A 12-mill property tax proposal from former Sheriff Paul Raymond Smith was rebuffed by 71 percent of the voters in a January 2005 election, and a 9-mill school tax to support elementary and secondary schools was shot down by 73 percent that October.

Could that mean the parish’s negative temperament toward taxes is cooling?

Bergeron said he believes voters could be more receptive with a narrower tax proposal.

“I talked to people yesterday, and some said we maybe need to come back in another election and just address teacher pay raises,” Bergeron said. “It’s an issue we have to address soon. If not, we’ll continue to lose about 24 percent of our teachers each year.”

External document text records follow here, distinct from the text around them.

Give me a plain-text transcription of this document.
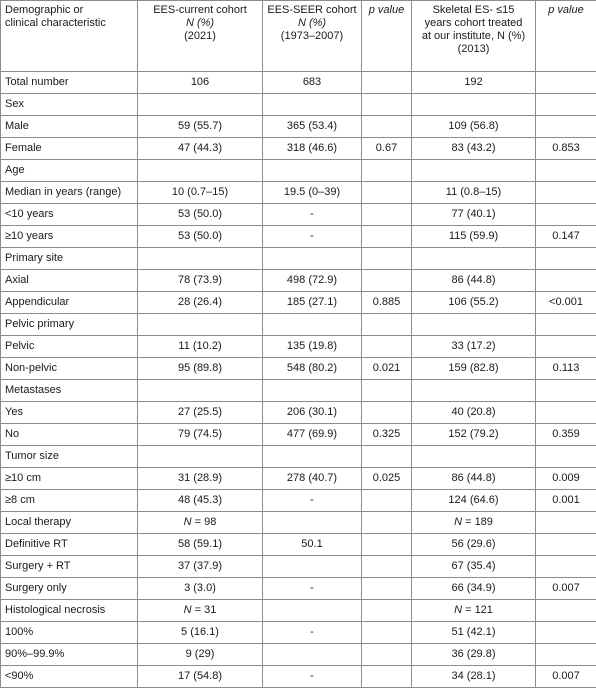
Demographic or
clinical characteristic	EES-current cohort
N (%)
(2021)	EES-SEER cohort
N (%)
(1973–2007)	p value	Skeletal ES- ≤15
years cohort treated
at our institute, N (%)
(2013)	p value
Total number	106	683		192	
Sex					
Male	59 (55.7)	365 (53.4)		109 (56.8)	
Female	47 (44.3)	318 (46.6)	0.67	83 (43.2)	0.853
Age					
Median in years (range)	10 (0.7–15)	19.5 (0–39)		11 (0.8–15)	
<10 years	53 (50.0)	-		77 (40.1)	
≥10 years	53 (50.0)	-		115 (59.9)	0.147
Primary site					
Axial	78 (73.9)	498 (72.9)		86 (44.8)	
Appendicular	28 (26.4)	185 (27.1)	0.885	106 (55.2)	<0.001
Pelvic primary					
Pelvic	11 (10.2)	135 (19.8)		33 (17.2)	
Non-pelvic	95 (89.8)	548 (80.2)	0.021	159 (82.8)	0.113
Metastases					
Yes	27 (25.5)	206 (30.1)		40 (20.8)	
No	79 (74.5)	477 (69.9)	0.325	152 (79.2)	0.359
Tumor size					
≥10 cm	31 (28.9)	278 (40.7)	0.025	86 (44.8)	0.009
≥8 cm	48 (45.3)	-		124 (64.6)	0.001
Local therapy	N = 98			N = 189	
Definitive RT	58 (59.1)	50.1		56 (29.6)	
Surgery + RT	37 (37.9)			67 (35.4)	
Surgery only	3 (3.0)	-		66 (34.9)	0.007
Histological necrosis	N = 31			N = 121	
100%	5 (16.1)	-		51 (42.1)	
90%–99.9%	9 (29)			36 (29.8)	
<90%	17 (54.8)	-		34 (28.1)	0.007
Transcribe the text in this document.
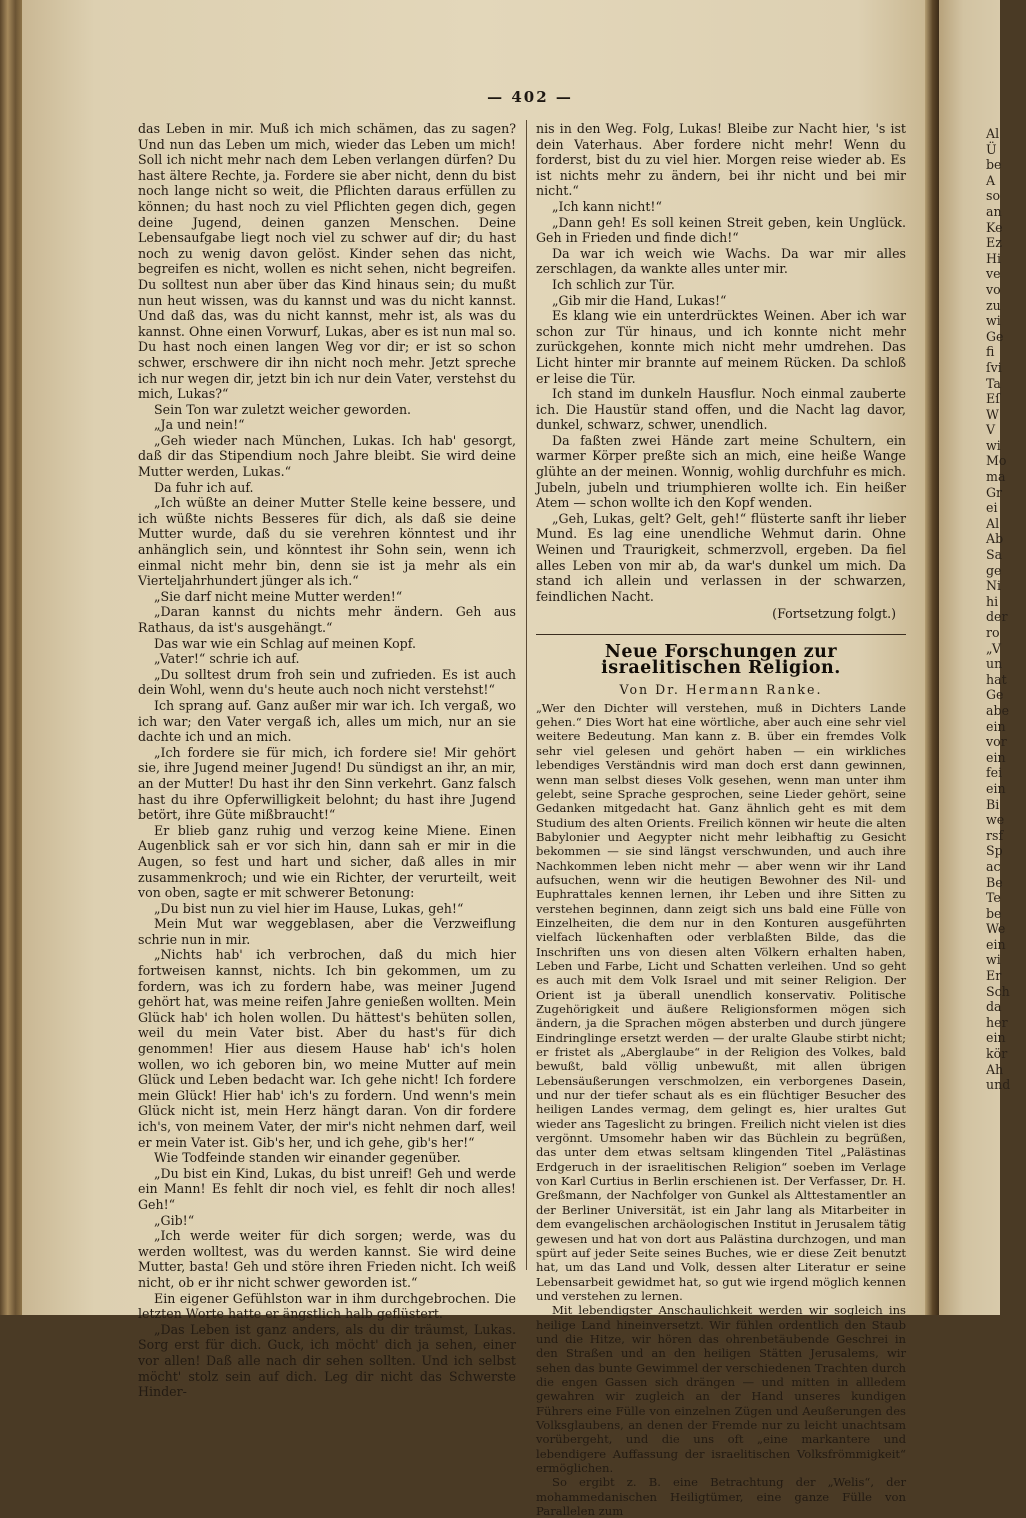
Al
Ü
be
A
so
an
Ke
Ez
Hi
ve
vo
zu
wi
Ge
fi
ſvi
Ta
Eſ
W
V
wi
Mo
ma
Gr
ei
Al
Ab
Sa
ge
Ni
hi
der
ro
„V
un
hat
Ge
abe
ein
vor
ein
fei
ein
Bi
we
rsf
Sp
ac
Be
Te
be
We
ein
wi
Er
Sch
da
her
ein
kör
Ah
und
— 402 —

das Leben in mir. Muß ich mich schämen, das zu sagen? Und nun das Leben um mich, wieder das Leben um mich! Soll ich nicht mehr nach dem Leben verlangen dürfen? Du hast ältere Rechte, ja. Fordere sie aber nicht, denn du bist noch lange nicht so weit, die Pflichten daraus erfüllen zu können; du hast noch zu viel Pflichten gegen dich, gegen deine Jugend, deinen ganzen Menschen. Deine Lebensaufgabe liegt noch viel zu schwer auf dir; du hast noch zu wenig davon gelöst. Kinder sehen das nicht, begreifen es nicht, wollen es nicht sehen, nicht begreifen. Du solltest nun aber über das Kind hinaus sein; du mußt nun heut wissen, was du kannst und was du nicht kannst. Und daß das, was du nicht kannst, mehr ist, als was du kannst. Ohne einen Vorwurf, Lukas, aber es ist nun mal so. Du hast noch einen langen Weg vor dir; er ist so schon schwer, erschwere dir ihn nicht noch mehr. Jetzt spreche ich nur wegen dir, jetzt bin ich nur dein Vater, verstehst du mich, Lukas?“

Sein Ton war zuletzt weicher geworden.

„Ja und nein!“

„Geh wieder nach München, Lukas. Ich hab' gesorgt, daß dir das Stipendium noch Jahre bleibt. Sie wird deine Mutter werden, Lukas.“

Da fuhr ich auf.

„Ich wüßte an deiner Mutter Stelle keine bessere, und ich wüßte nichts Besseres für dich, als daß sie deine Mutter wurde, daß du sie verehren könntest und ihr anhänglich sein, und könntest ihr Sohn sein, wenn ich einmal nicht mehr bin, denn sie ist ja mehr als ein Vierteljahrhundert jünger als ich.“

„Sie darf nicht meine Mutter werden!“

„Daran kannst du nichts mehr ändern. Geh aus Rathaus, da ist's ausgehängt.“

Das war wie ein Schlag auf meinen Kopf.

„Vater!“ schrie ich auf.

„Du solltest drum froh sein und zufrieden. Es ist auch dein Wohl, wenn du's heute auch noch nicht verstehst!“

Ich sprang auf. Ganz außer mir war ich. Ich vergaß, wo ich war; den Vater vergaß ich, alles um mich, nur an sie dachte ich und an mich.

„Ich fordere sie für mich, ich fordere sie! Mir gehört sie, ihre Jugend meiner Jugend! Du sündigst an ihr, an mir, an der Mutter! Du hast ihr den Sinn verkehrt. Ganz falsch hast du ihre Opferwilligkeit belohnt; du hast ihre Jugend betört, ihre Güte mißbraucht!“

Er blieb ganz ruhig und verzog keine Miene. Einen Augenblick sah er vor sich hin, dann sah er mir in die Augen, so fest und hart und sicher, daß alles in mir zusammenkroch; und wie ein Richter, der verurteilt, weit von oben, sagte er mit schwerer Betonung:

„Du bist nun zu viel hier im Hause, Lukas, geh!“

Mein Mut war weggeblasen, aber die Verzweiflung schrie nun in mir.

„Nichts hab' ich verbrochen, daß du mich hier fortweisen kannst, nichts. Ich bin gekommen, um zu fordern, was ich zu fordern habe, was meiner Jugend gehört hat, was meine reifen Jahre genießen wollten. Mein Glück hab' ich holen wollen. Du hättest's behüten sollen, weil du mein Vater bist. Aber du hast's für dich genommen! Hier aus diesem Hause hab' ich's holen wollen, wo ich geboren bin, wo meine Mutter auf mein Glück und Leben bedacht war. Ich gehe nicht! Ich fordere mein Glück! Hier hab' ich's zu fordern. Und wenn's mein Glück nicht ist, mein Herz hängt daran. Von dir fordere ich's, von meinem Vater, der mir's nicht nehmen darf, weil er mein Vater ist. Gib's her, und ich gehe, gib's her!“

Wie Todfeinde standen wir einander gegenüber.

„Du bist ein Kind, Lukas, du bist unreif! Geh und werde ein Mann! Es fehlt dir noch viel, es fehlt dir noch alles! Geh!“

„Gib!“

„Ich werde weiter für dich sorgen; werde, was du werden wolltest, was du werden kannst. Sie wird deine Mutter, basta! Geh und störe ihren Frieden nicht. Ich weiß nicht, ob er ihr nicht schwer geworden ist.“

Ein eigener Gefühlston war in ihm durchgebrochen. Die letzten Worte hatte er ängstlich halb geflüstert.

„Das Leben ist ganz anders, als du dir träumst, Lukas. Sorg erst für dich. Guck, ich möcht' dich ja sehen, einer vor allen! Daß alle nach dir sehen sollten. Und ich selbst möcht' stolz sein auf dich. Leg dir nicht das Schwerste Hinder-

nis in den Weg. Folg, Lukas! Bleibe zur Nacht hier, 's ist dein Vaterhaus. Aber fordere nicht mehr! Wenn du forderst, bist du zu viel hier. Morgen reise wieder ab. Es ist nichts mehr zu ändern, bei ihr nicht und bei mir nicht.“

„Ich kann nicht!“

„Dann geh! Es soll keinen Streit geben, kein Unglück. Geh in Frieden und finde dich!“

Da war ich weich wie Wachs. Da war mir alles zerschlagen, da wankte alles unter mir.

Ich schlich zur Tür.

„Gib mir die Hand, Lukas!“

Es klang wie ein unterdrücktes Weinen. Aber ich war schon zur Tür hinaus, und ich konnte nicht mehr zurückgehen, konnte mich nicht mehr umdrehen. Das Licht hinter mir brannte auf meinem Rücken. Da schloß er leise die Tür.

Ich stand im dunkeln Hausflur. Noch einmal zauberte ich. Die Haustür stand offen, und die Nacht lag davor, dunkel, schwarz, schwer, unendlich.

Da faßten zwei Hände zart meine Schultern, ein warmer Körper preßte sich an mich, eine heiße Wange glühte an der meinen. Wonnig, wohlig durchfuhr es mich. Jubeln, jubeln und triumphieren wollte ich. Ein heißer Atem — schon wollte ich den Kopf wenden.

„Geh, Lukas, gelt? Gelt, geh!“ flüsterte sanft ihr lieber Mund. Es lag eine unendliche Wehmut darin. Ohne Weinen und Traurigkeit, schmerzvoll, ergeben. Da fiel alles Leben von mir ab, da war's dunkel um mich. Da stand ich allein und verlassen in der schwarzen, feindlichen Nacht.

(Fortsetzung folgt.)
Neue Forschungen zur israelitischen Religion.
Von Dr. Hermann Ranke.

„Wer den Dichter will verstehen, muß in Dichters Lande gehen.“ Dies Wort hat eine wörtliche, aber auch eine sehr viel weitere Bedeutung. Man kann z. B. über ein fremdes Volk sehr viel gelesen und gehört haben — ein wirkliches lebendiges Verständnis wird man doch erst dann gewinnen, wenn man selbst dieses Volk gesehen, wenn man unter ihm gelebt, seine Sprache gesprochen, seine Lieder gehört, seine Gedanken mitgedacht hat. Ganz ähnlich geht es mit dem Studium des alten Orients. Freilich können wir heute die alten Babylonier und Aegypter nicht mehr leibhaftig zu Gesicht bekommen — sie sind längst verschwunden, und auch ihre Nachkommen leben nicht mehr — aber wenn wir ihr Land aufsuchen, wenn wir die heutigen Bewohner des Nil- und Euphrattales kennen lernen, ihr Leben und ihre Sitten zu verstehen beginnen, dann zeigt sich uns bald eine Fülle von Einzelheiten, die dem nur in den Konturen ausgeführten vielfach lückenhaften oder verblaßten Bilde, das die Inschriften uns von diesen alten Völkern erhalten haben, Leben und Farbe, Licht und Schatten verleihen. Und so geht es auch mit dem Volk Israel und mit seiner Religion. Der Orient ist ja überall unendlich konservativ. Politische Zugehörigkeit und äußere Religionsformen mögen sich ändern, ja die Sprachen mögen absterben und durch jüngere Eindringlinge ersetzt werden — der uralte Glaube stirbt nicht; er fristet als „Aberglaube“ in der Religion des Volkes, bald bewußt, bald völlig unbewußt, mit allen übrigen Lebensäußerungen verschmolzen, ein verborgenes Dasein, und nur der tiefer schaut als es ein flüchtiger Besucher des heiligen Landes vermag, dem gelingt es, hier uraltes Gut wieder ans Tageslicht zu bringen. Freilich nicht vielen ist dies vergönnt. Umsomehr haben wir das Büchlein zu begrüßen, das unter dem etwas seltsam klingenden Titel „Palästinas Erdgeruch in der israelitischen Religion“ soeben im Verlage von Karl Curtius in Berlin erschienen ist. Der Verfasser, Dr. H. Greßmann, der Nachfolger von Gunkel als Alttestamentler an der Berliner Universität, ist ein Jahr lang als Mitarbeiter in dem evangelischen archäologischen Institut in Jerusalem tätig gewesen und hat von dort aus Palästina durchzogen, und man spürt auf jeder Seite seines Buches, wie er diese Zeit benutzt hat, um das Land und Volk, dessen alter Literatur er seine Lebensarbeit gewidmet hat, so gut wie irgend möglich kennen und verstehen zu lernen.

Mit lebendigster Anschaulichkeit werden wir sogleich ins heilige Land hineinversetzt. Wir fühlen ordentlich den Staub und die Hitze, wir hören das ohrenbetäubende Geschrei in den Straßen und an den heiligen Stätten Jerusalems, wir sehen das bunte Gewimmel der verschiedenen Trachten durch die engen Gassen sich drängen — und mitten in allledem gewahren wir zugleich an der Hand unseres kundigen Führers eine Fülle von einzelnen Zügen und Aeußerungen des Volksglaubens, an denen der Fremde nur zu leicht unachtsam vorübergeht, und die uns oft „eine markantere und lebendigere Auffassung der israelitischen Volksfrömmigkeit“ ermöglichen.

So ergibt z. B. eine Betrachtung der „Welis“, der mohammedanischen Heiligtümer, eine ganze Fülle von Parallelen zum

Beginning teachers in Pointe Coupee Parish with no experience and a bachelor’s degree make $38,392 a year, well below what other parishes pay their first-year teachers — $47,024 in Iberville, $42,733 in West Baton Rouge, $44,972 in West Feliciana and $44,500 in East Baton Rouge.

Only two school districts in Louisiana pay beginning teachers less than Pointe Coupee — St. Landry and Avoyelles parishes, where teachers earn $38,000 and $36,160 a year, respectively.

Schools Superintendent Kevin Lemoine said he has received “numerous” emails from teachers who remain excited about his efforts to improve the parish’s public education system.

This week, the district will celebrate the launch of its French immersion program at one of its elementary schools and this fall, the district will open its science, technology, engineering and mathematics academy.

The district also has started a virtual school, he added.

“I don’t think teachers feel deflated; they’re disappointed naturally,” he said Monday. “But they understand the situation.”

In a prepared statement Lemoine posted on the district’s Facebook page Sunday afternoon, the superintendent promised not to let failure of the tax proposition hinder his efforts to offer competitive salaries to his teachers.

“I am excited about the future of this district, and I believe that when the voters see the changes that are forthcoming, they will become supporters of our public schools,” he wrote. “Our students are the reason we went to the people of this parish for support.”